Um Pacto do Cuidado permitiria também articular todas as políticas que visem promover a coesão social e a igualdade entre mulheres e homens. Estas políticas incluem as que decorrem do futuro plano de ação para a implementação do Pilar Europeu dos Direitos Sociais, em particular os princípios 9 (Equilíbrio entre a vida profissional e a vida privada), 11 (Acolhimento e apoio a crianças), 16 (Cuidados de saúde) e 18 (Cuidados de longa duração). Incluem também todas as políticas promotoras do trabalho devidamente remunerado e com direitos no setor do cuidado, onde existe um enorme potencial de criação de emprego.

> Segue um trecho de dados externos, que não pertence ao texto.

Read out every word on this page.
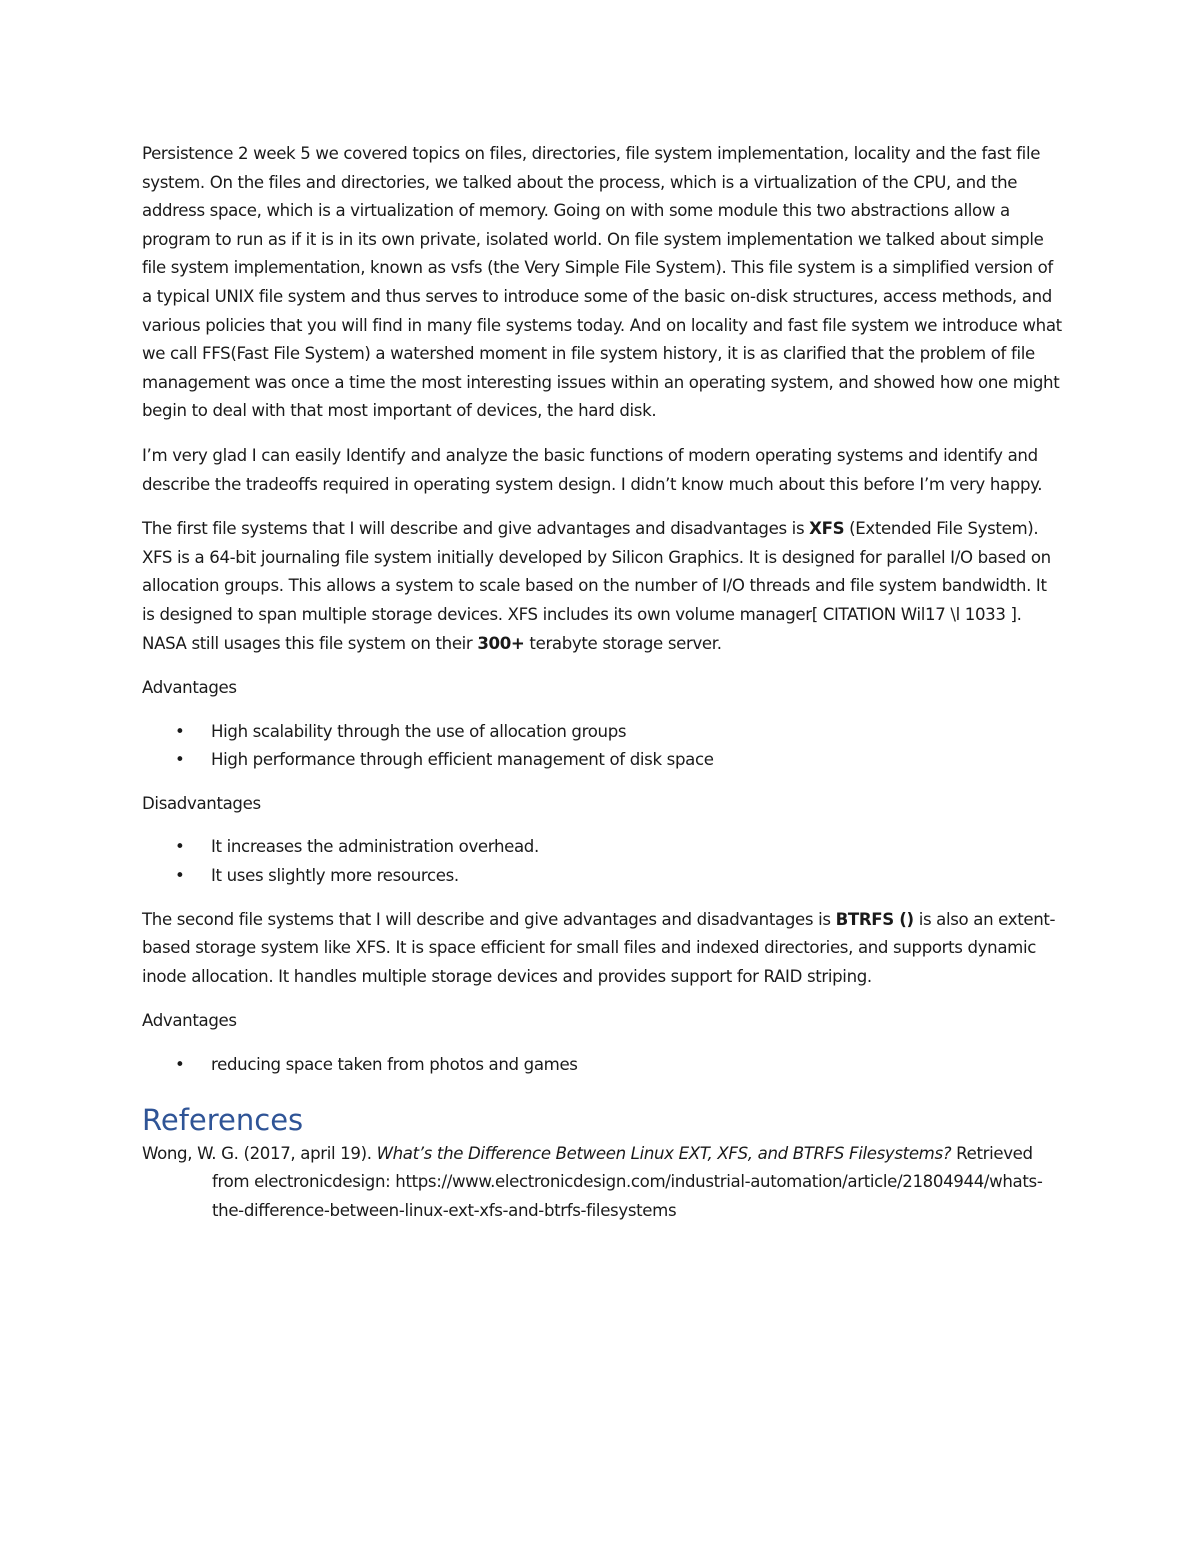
Persistence 2 week 5 we covered topics on files, directories, file system implementation, locality and the fast file system. On the files and directories, we talked about the process, which is a virtualization of the CPU, and the address space, which is a virtualization of memory. Going on with some module this two abstractions allow a program to run as if it is in its own private, isolated world. On file system implementation we talked about simple file system implementation, known as vsfs (the Very Simple File System). This file system is a simplified version of a typical UNIX file system and thus serves to introduce some of the basic on-disk structures, access methods, and various policies that you will find in many file systems today. And on locality and fast file system we introduce what we call FFS(Fast File System) a watershed moment in file system history, it is as clarified that the problem of file management was once a time the most interesting issues within an operating system, and showed how one might begin to deal with that most important of devices, the hard disk.

I’m very glad I can easily Identify and analyze the basic functions of modern operating systems and identify and describe the tradeoffs required in operating system design. I didn’t know much about this before I’m very happy.

The first file systems that I will describe and give advantages and disadvantages is XFS (Extended File System). XFS is a 64-bit journaling file system initially developed by Silicon Graphics. It is designed for parallel I/O based on allocation groups. This allows a system to scale based on the number of I/O threads and file system bandwidth. It is designed to span multiple storage devices. XFS includes its own volume manager[ CITATION Wil17 \l 1033 ]. NASA still usages this file system on their 300+ terabyte storage server.

Advantages

• High scalability through the use of allocation groups
• High performance through efficient management of disk space

Disadvantages

• It increases the administration overhead.
• It uses slightly more resources.

The second file systems that I will describe and give advantages and disadvantages is BTRFS () is also an extent-based storage system like XFS. It is space efficient for small files and indexed directories, and supports dynamic inode allocation. It handles multiple storage devices and provides support for RAID striping.

Advantages

• reducing space taken from photos and games
References
Wong, W. G. (2017, april 19). What’s the Difference Between Linux EXT, XFS, and BTRFS Filesystems? Retrieved from electronicdesign: https://www.electronicdesign.com/industrial-automation/article/21804944/whats-the-difference-between-linux-ext-xfs-and-btrfs-filesystems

Como esta pandemia mostrou, o cuidado é o pilar das sociedades; é o que as mantém a funcionar quando tudo pára. É a verdadeira mão invisível que mantém a economia em andamento. Invisível, desvalorizada, não contabilizada, mal remunerada. Temos de mudar este estado de coisas. Temos de ‘cuidar o futuro’, para citar o título de um relatório visionário coordenado por Maria de Lourdes Pintasilgo em 1998 para a Comissão Independente das Nações Unidas sobre População e Qualidade de Vida. Temos de reconstruir melhor, sem deixar ninguém para trás, como o secretário-geral das Nações Unidas tem repetidamente lembrado.

Em suma, temos de reconhecer e valorizar o trabalho do cuidado como elemento fundamental das nossas sociedades. Afinal, cuidar e ser cuidada/o é uma das experiências centrais da natureza humana.